A EMASA – Empresa Municipal de Água e Saneamento de Balneário Camboriú, vai agir com rigor com as propriedades, principalmente hotéis, usuários de poços artesianos, embora possuam ligação com o sistema de abastecimento de  água. Ocorre uma simbiose prejudicial quando os hotéis usam a água dos poços, sem tratamento adequado, para consumo humano. E isto fica evidente quando, a fim de “não dar na vista”, os hotéis mantêm consumo mínimo de 10 metros cúbicos mensais – alguns até zero consumo. Além dessa anomalia sanitária, vedada por lei, os hotéis também evitam pagar a tarifa de esgoto (80% da tarifa de água), embora usem o sistema de esgotamento sanitário em sua plenitude.
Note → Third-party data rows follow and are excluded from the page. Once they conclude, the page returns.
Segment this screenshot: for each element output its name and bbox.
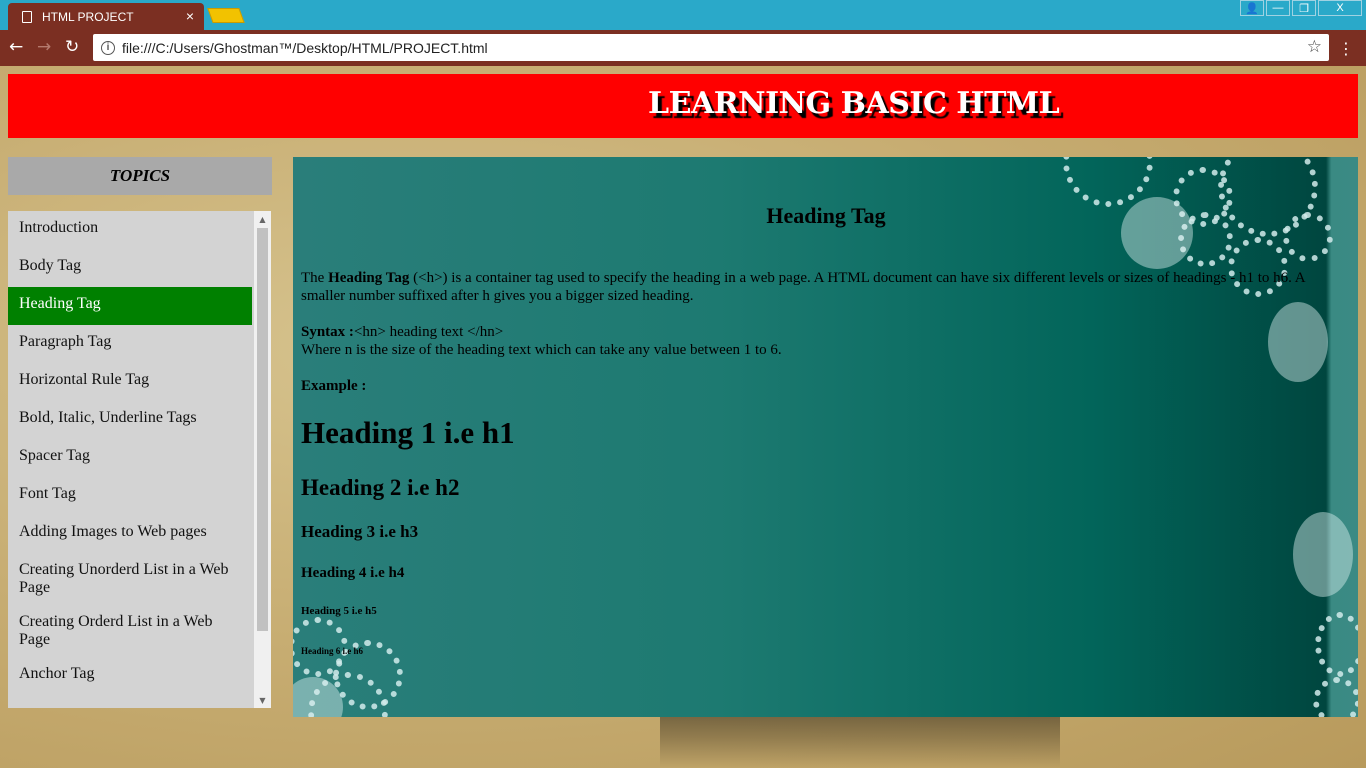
tab-title: HTML PROJECT	[42, 9, 134, 24]
sidebar-item-topic[interactable]: Body Tag	[8, 249, 252, 287]
intro-rest: (<h>) is a container tag used to specify…	[301, 270, 1305, 304]
scroll-up-arrow-icon[interactable]: ▲	[254, 211, 271, 227]
intro-bold: Heading Tag	[328, 270, 410, 286]
browser-menu-icon[interactable]: ⋮	[1338, 39, 1354, 58]
sidebar-item-topic[interactable]: Anchor Tag	[8, 657, 252, 695]
profile-icon[interactable]: 👤	[1240, 0, 1264, 16]
info-icon[interactable]: i	[101, 40, 115, 55]
intro-paragraph: The Heading Tag (<h>) is a container tag…	[301, 269, 1341, 305]
gear-decoration-icon	[1063, 157, 1153, 207]
address-bar[interactable]: i file:///C:/Users/Ghostman™/Desktop/HTM…	[93, 34, 1329, 61]
reload-icon[interactable]: ↻	[65, 37, 79, 57]
topics-label: TOPICS	[109, 166, 171, 185]
sidebar-item-topic[interactable]: Font Tag	[8, 477, 252, 515]
sidebar-item-topic[interactable]: Creating Unorderd List in a Web Page	[8, 553, 252, 605]
topics-list: Introduction Body Tag Heading Tag Paragraph…	[8, 211, 252, 695]
browser-toolbar: ← → ↻ i file:///C:/Users/Ghostman™/Deskt…	[0, 30, 1366, 66]
restore-button[interactable]: ❐	[1292, 0, 1316, 16]
sidebar-item-topic[interactable]: Bold, Italic, Underline Tags	[8, 401, 252, 439]
intro-prefix: The	[301, 270, 329, 286]
gear-decoration-icon	[1315, 612, 1358, 677]
browser-titlebar: HTML PROJECT × 👤 — ❐ X	[0, 0, 1366, 30]
banner-title: LEARNING BASIC HTML	[648, 86, 1060, 121]
gear-decoration-icon	[1313, 677, 1358, 717]
sidebar-item-topic[interactable]: Paragraph Tag	[8, 325, 252, 363]
minimize-button[interactable]: —	[1266, 0, 1290, 16]
browser-tab[interactable]: HTML PROJECT ×	[8, 3, 204, 30]
book-background-decoration	[660, 717, 1060, 768]
topics-heading: TOPICS	[8, 157, 272, 195]
sidebar-item-topic[interactable]: Introduction	[8, 211, 252, 249]
window-controls: 👤 — ❐ X	[1240, 0, 1362, 16]
tab-close-icon[interactable]: ×	[186, 8, 194, 24]
content-title: Heading Tag	[766, 203, 886, 228]
example-h6: Heading 6 i.e h6	[301, 646, 364, 656]
new-tab-button[interactable]	[207, 8, 245, 23]
web-page: LEARNING BASIC HTML TOPICS Introduction B…	[0, 66, 1366, 768]
example-h4: Heading 4 i.e h4	[301, 565, 405, 581]
example-h1: Heading 1 i.e h1	[301, 415, 515, 450]
sidebar-item-topic[interactable]: Heading Tag	[8, 287, 252, 325]
bubble-decoration	[1293, 512, 1353, 597]
sidebar-item-topic[interactable]: Horizontal Rule Tag	[8, 363, 252, 401]
syntax-note: Where n is the size of the heading text …	[301, 342, 782, 358]
sidebar-item-topic[interactable]: Creating Orderd List in a Web Page	[8, 605, 252, 657]
example-label: Example :	[301, 378, 367, 394]
example-h3: Heading 3 i.e h3	[301, 522, 419, 541]
bookmark-star-icon[interactable]: ☆	[1307, 37, 1322, 57]
page-icon	[22, 10, 32, 23]
example-paragraph: Example :	[301, 377, 366, 395]
header-banner: LEARNING BASIC HTML	[8, 74, 1358, 138]
syntax-text: <hn> heading text </hn>	[353, 324, 504, 340]
back-arrow-icon[interactable]: ←	[9, 37, 23, 57]
sidebar-item-topic[interactable]: Spacer Tag	[8, 439, 252, 477]
syntax-paragraph: Syntax :<hn> heading text </hn> Where n …	[301, 323, 1341, 359]
syntax-label: Syntax :	[301, 324, 354, 340]
example-h2: Heading 2 i.e h2	[301, 475, 460, 500]
scroll-thumb[interactable]	[257, 228, 268, 631]
url-text[interactable]: file:///C:/Users/Ghostman™/Desktop/HTML/…	[122, 40, 488, 56]
topics-sidebar: Introduction Body Tag Heading Tag Paragraph…	[8, 211, 271, 708]
forward-arrow-icon[interactable]: →	[37, 37, 51, 57]
scroll-down-arrow-icon[interactable]: ▼	[254, 692, 271, 708]
example-h5: Heading 5 i.e h5	[301, 605, 377, 617]
sidebar-scrollbar[interactable]: ▲ ▼	[254, 211, 271, 708]
close-window-button[interactable]: X	[1318, 0, 1362, 16]
content-panel: Heading Tag The Heading Tag (<h>) is a c…	[293, 157, 1358, 717]
sidebar-item-topic[interactable]: Adding Images to Web pages	[8, 515, 252, 553]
A Emasa também fará o recadastramento total dos consumidores de água e esgoto, pela simples e boa razão de que alguns, cadastrados desde os tempos de Casan (até 2005), podem já nem existir e também porque podem ter alterado a condição de consumo.

Outra coisa que será atacada na ação da Emasa é a padronização das caixas de ligação (hidrômetros), também obrigatória, seguindo regras da ABNT.

Todos os inadimplentes receberão correspondência tentando o recebimento e informando a remessa para a dívida ativa, com as conseqüências inerentes, caso não sejam ressarcidas.

Só a prefeitura de Camboriú acumula um débito de R$ 48.003.906,00, decorrente do não pagamento de 12 anos de fornecimento de água tratada, situação que está subjudice.

Segundo informações da direção, o sistema de acesso do consumidor também será modernizado, com informatização plena, inclusive para a transferência de titularidade das contas.

Finalmente, o atendimento ao consumidor na sede da empresa, que continuará terceirizado, passará por uma nova licitação. E, em relação a isso, a empresa pretende elaborar uma cartilha de regras a serem seguidas, a fim de aprimorar e humanizar esse atendimento.

Ainda não há nada em relação à mudança na tabela tarifária, enquanto a Aresc não concluir estudos neste sentido. E parece que vai demorar um pouco.